By opting for a low deductible amount, you shift more of the financial responsibility to fix or repair your car onto the insurance company. If you’re on the road a lot, park your car outside at home, or regularly visit areas known for vehicle thefts or vandalism, a lower deductible can reduce your financial risk if you have to file a claim.
However, if you choose a lower deductible, your insurance premiums will be higher, meaning you’ll pay more for your coverage up front in exchange for letting the insurer cover more of the cost of repairing or replacing your car.
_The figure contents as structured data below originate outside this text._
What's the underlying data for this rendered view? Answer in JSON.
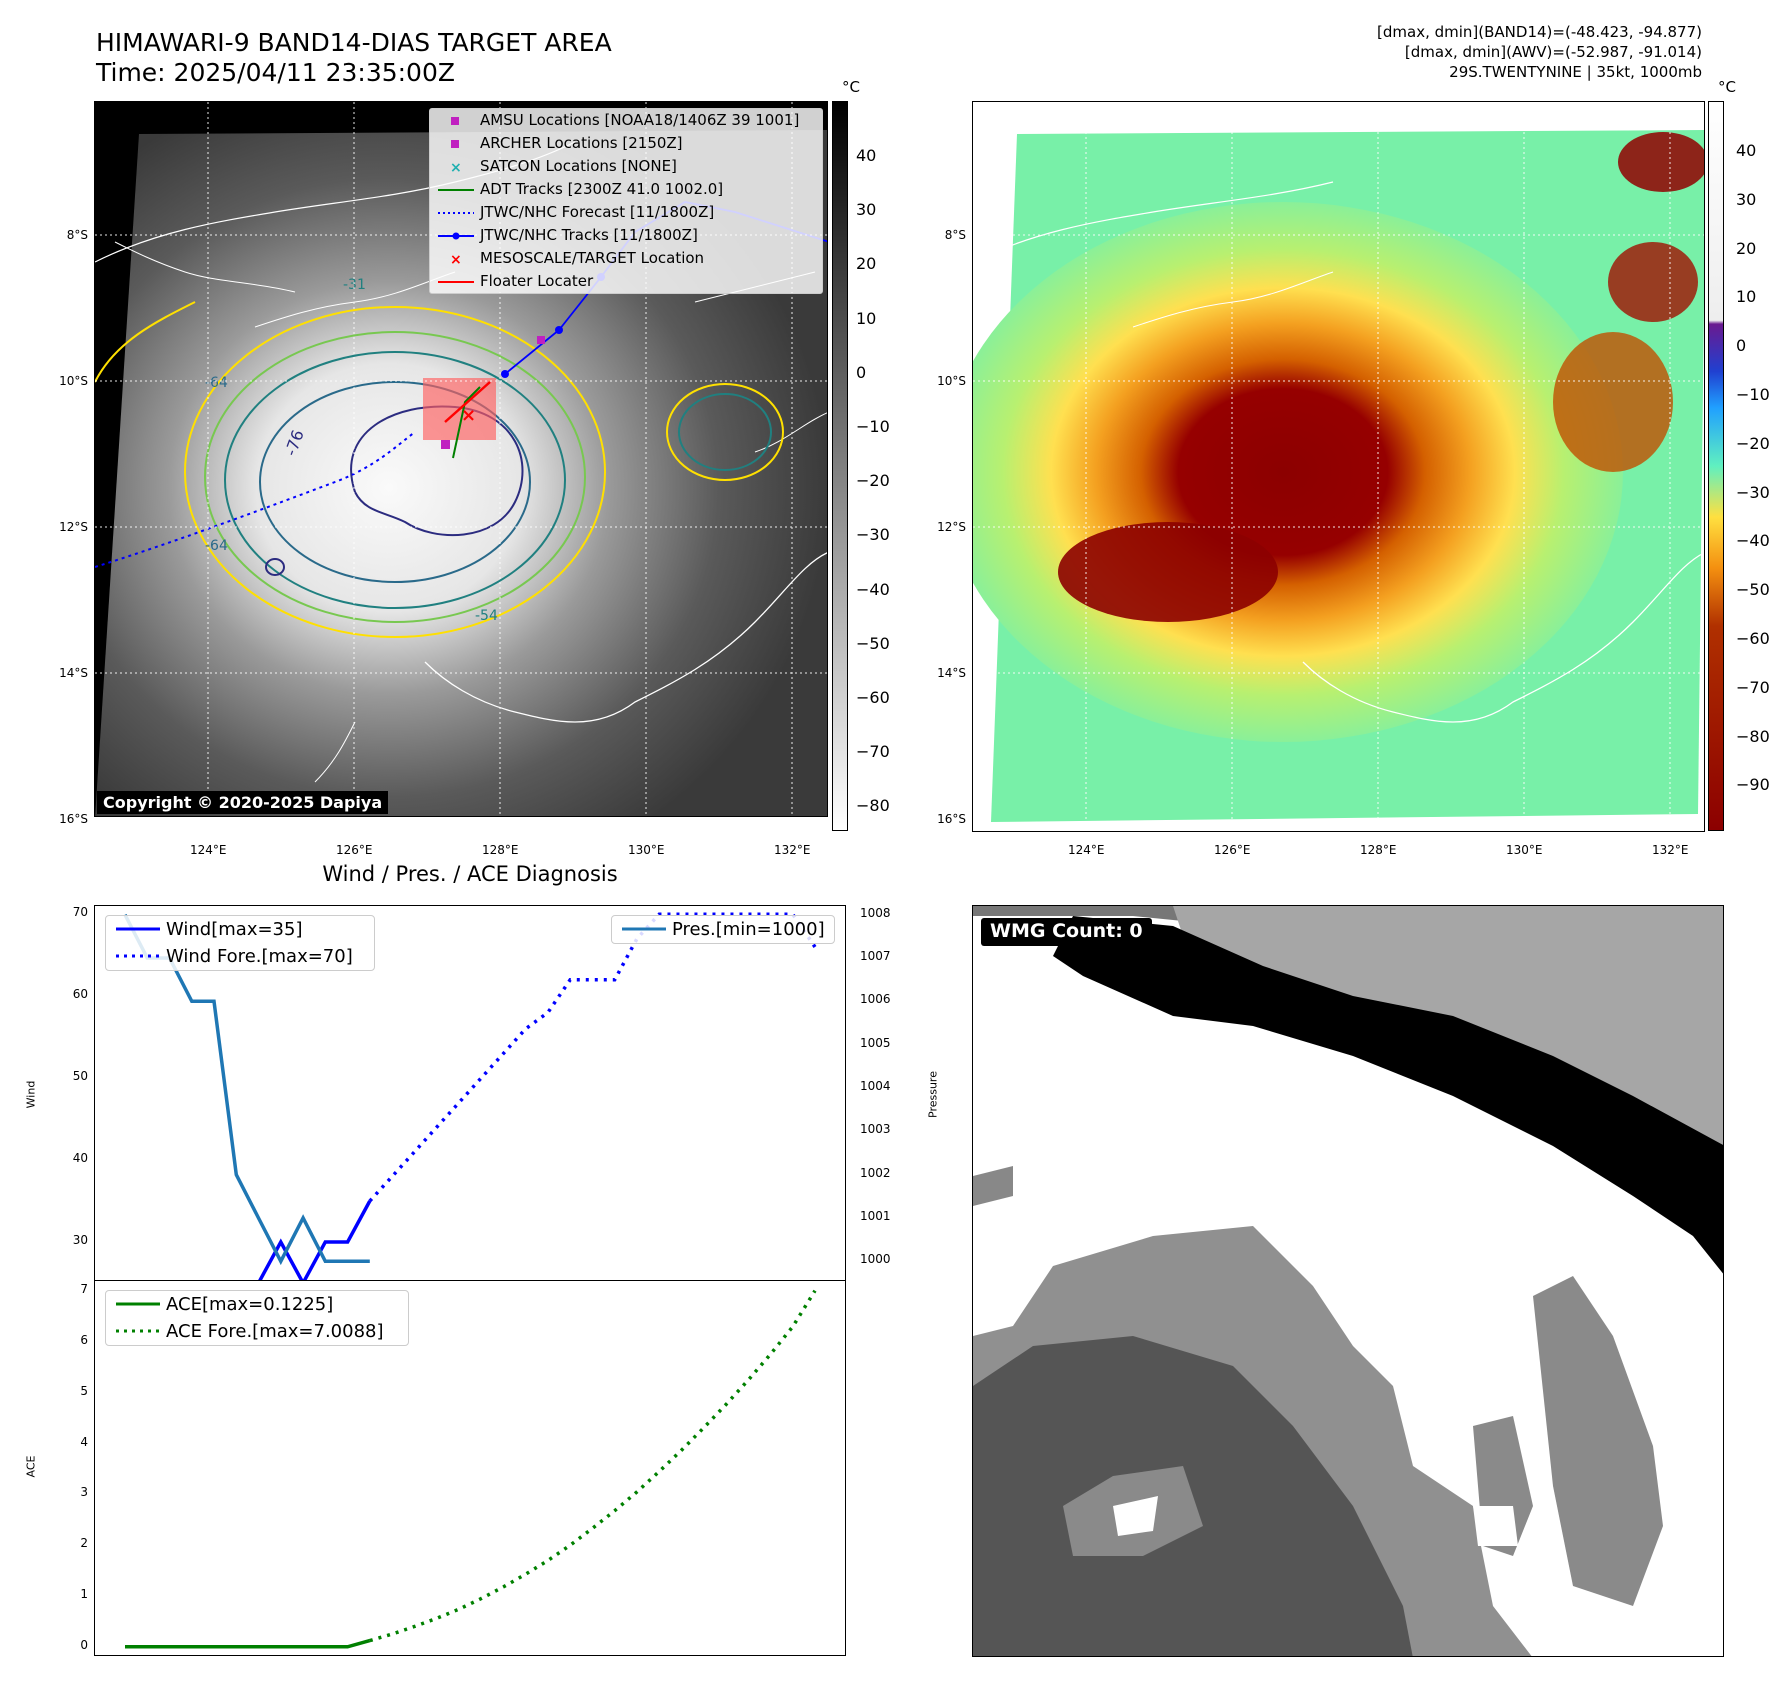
{
  "header": {
    "title_line1": "HIMAWARI-9 BAND14-DIAS TARGET AREA",
    "title_line2": "Time: 2025/04/11 23:35:00Z",
    "info_line1": "[dmax, dmin](BAND14)=(-48.423, -94.877)",
    "info_line2": "[dmax, dmin](AWV)=(-52.987, -91.014)",
    "info_line3": "29S.TWENTYNINE | 35kt, 1000mb"
  },
  "map_axes": {
    "lat_labels": [
      "8°S",
      "10°S",
      "12°S",
      "14°S",
      "16°S"
    ],
    "lon_labels": [
      "124°E",
      "126°E",
      "128°E",
      "130°E",
      "132°E"
    ]
  },
  "ir_panel": {
    "colorbar_unit": "°C",
    "colorbar_ticks": [
      "40",
      "30",
      "20",
      "10",
      "0",
      "−10",
      "−20",
      "−30",
      "−40",
      "−50",
      "−60",
      "−70",
      "−80"
    ],
    "contour_labels": [
      "-31",
      "-64",
      "-76",
      "-64",
      "-54"
    ],
    "copyright": "Copyright © 2020-2025 Dapiya",
    "legend": [
      {
        "label": "AMSU Locations [NOAA18/1406Z 39 1001]",
        "marker": "square",
        "color": "#c020c0"
      },
      {
        "label": "ARCHER Locations [2150Z]",
        "marker": "square",
        "color": "#c020c0"
      },
      {
        "label": "SATCON Locations [NONE]",
        "marker": "x",
        "color": "#20b0b0"
      },
      {
        "label": "ADT Tracks [2300Z 41.0 1002.0]",
        "marker": "line",
        "color": "#008000"
      },
      {
        "label": "JTWC/NHC Forecast [11/1800Z]",
        "marker": "dotted",
        "color": "#0000ff"
      },
      {
        "label": "JTWC/NHC Tracks [11/1800Z]",
        "marker": "line-dot",
        "color": "#0000ff"
      },
      {
        "label": "MESOSCALE/TARGET Location",
        "marker": "x",
        "color": "#ff0000"
      },
      {
        "label": "Floater Locater",
        "marker": "line",
        "color": "#ff0000"
      }
    ]
  },
  "awv_panel": {
    "colorbar_unit": "°C",
    "colorbar_ticks": [
      "40",
      "30",
      "20",
      "10",
      "0",
      "−10",
      "−20",
      "−30",
      "−40",
      "−50",
      "−60",
      "−70",
      "−80",
      "−90"
    ]
  },
  "wmg_panel": {
    "label": "WMG Count: 0"
  },
  "chart_data": [
    {
      "type": "line",
      "title": "Wind / Pres. / ACE Diagnosis",
      "ylabel": "Wind",
      "ylabel_right": "Pressure",
      "ylim": [
        25,
        71
      ],
      "ylim_right": [
        999.5,
        1008.2
      ],
      "yticks": [
        30,
        40,
        50,
        60,
        70
      ],
      "yticks_right": [
        1000,
        1001,
        1002,
        1003,
        1004,
        1005,
        1006,
        1007,
        1008
      ],
      "series": [
        {
          "name": "Wind[max=35]",
          "style": "solid",
          "color": "#0000ff",
          "axis": "left",
          "x": [
            0,
            1,
            2,
            3,
            4,
            5,
            6,
            7,
            8,
            9,
            10,
            11
          ],
          "values": [
            25,
            25,
            25,
            25,
            25,
            25,
            25,
            30,
            25,
            30,
            30,
            35
          ]
        },
        {
          "name": "Wind Fore.[max=70]",
          "style": "dotted",
          "color": "#0000ff",
          "axis": "left",
          "x": [
            11,
            12,
            13,
            14,
            15,
            16,
            17,
            18,
            19,
            20,
            21,
            22,
            23,
            24,
            25,
            26,
            27,
            28,
            29,
            30,
            31
          ],
          "values": [
            35,
            38,
            41,
            44,
            47,
            50,
            53,
            56,
            58,
            62,
            62,
            62,
            67,
            70,
            70,
            70,
            70,
            70,
            70,
            70,
            66
          ]
        },
        {
          "name": "Pres.[min=1000]",
          "style": "solid",
          "color": "#1f77b4",
          "axis": "right",
          "x": [
            0,
            1,
            2,
            3,
            4,
            5,
            6,
            7,
            8,
            9,
            10,
            11
          ],
          "values": [
            1008,
            1007,
            1007,
            1006,
            1006,
            1002,
            1001,
            1000,
            1001,
            1000,
            1000,
            1000
          ]
        }
      ]
    },
    {
      "type": "line",
      "ylabel": "ACE",
      "ylim": [
        -0.2,
        7.2
      ],
      "yticks": [
        0,
        1,
        2,
        3,
        4,
        5,
        6,
        7
      ],
      "series": [
        {
          "name": "ACE[max=0.1225]",
          "style": "solid",
          "color": "#008000",
          "x": [
            0,
            1,
            2,
            3,
            4,
            5,
            6,
            7,
            8,
            9,
            10,
            11
          ],
          "values": [
            0,
            0,
            0,
            0,
            0,
            0,
            0,
            0,
            0,
            0,
            0,
            0.1225
          ]
        },
        {
          "name": "ACE Fore.[max=7.0088]",
          "style": "dotted",
          "color": "#008000",
          "x": [
            11,
            12,
            13,
            14,
            15,
            16,
            17,
            18,
            19,
            20,
            21,
            22,
            23,
            24,
            25,
            26,
            27,
            28,
            29,
            30,
            31
          ],
          "values": [
            0.1225,
            0.25,
            0.4,
            0.56,
            0.74,
            0.95,
            1.18,
            1.43,
            1.7,
            2.0,
            2.33,
            2.68,
            3.05,
            3.45,
            3.87,
            4.31,
            4.77,
            5.25,
            5.76,
            6.3,
            7.0088
          ]
        }
      ]
    }
  ]
}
This may be the better option if you’re on a tight budget and prefer to pay a higher fixed amount for your premiums, rather than risking a large, unpredictable expense if you have to make a claim.
What are some other factors to consider when choosing a deductible?
If you already have a number of claims on your insurance record (such as at-fault collisions, speeding tickets or other moving violations) and you already pay a higher premium because of them, further increasing your premiums with a lower deductible may not make sense.
The vehicle you drive can also influence your decision. A newer model that’s still worth a lot of money may command higher premiums, so a higher deductible can make your insurance more affordable.
If you drive an older car that already costs relatively little to insure, there are arguments in favour of both higher and lower deductibles. A higher deductible will reduce your premiums even further and may be a good option if you feel the car is not worth repairing or replacing if damaged. Conversely, if your older car is in good shape and you would prefer to fix or replace it, choose a lower deductible if you can afford the higher premiums.
Are there any other deductible options (like “disappearing deductible”) available from car insurance providers?
According to Rates.ca, some insurers offer what is known as a “disappearing deductible,” which rewards safe drivers with a deductible that goes down every year and, if you’re especially careful, could disappear altogether. Keep in mind you may have to pay a fee for this option.
Some insurance providers also let you contribute regularly to a fund that will help cover your deductible, and they may even pay into it as well.
Choosing the right deductible amount can make a big difference in your everyday car insurance costs, so be sure to weigh all your options when shopping for your next policy.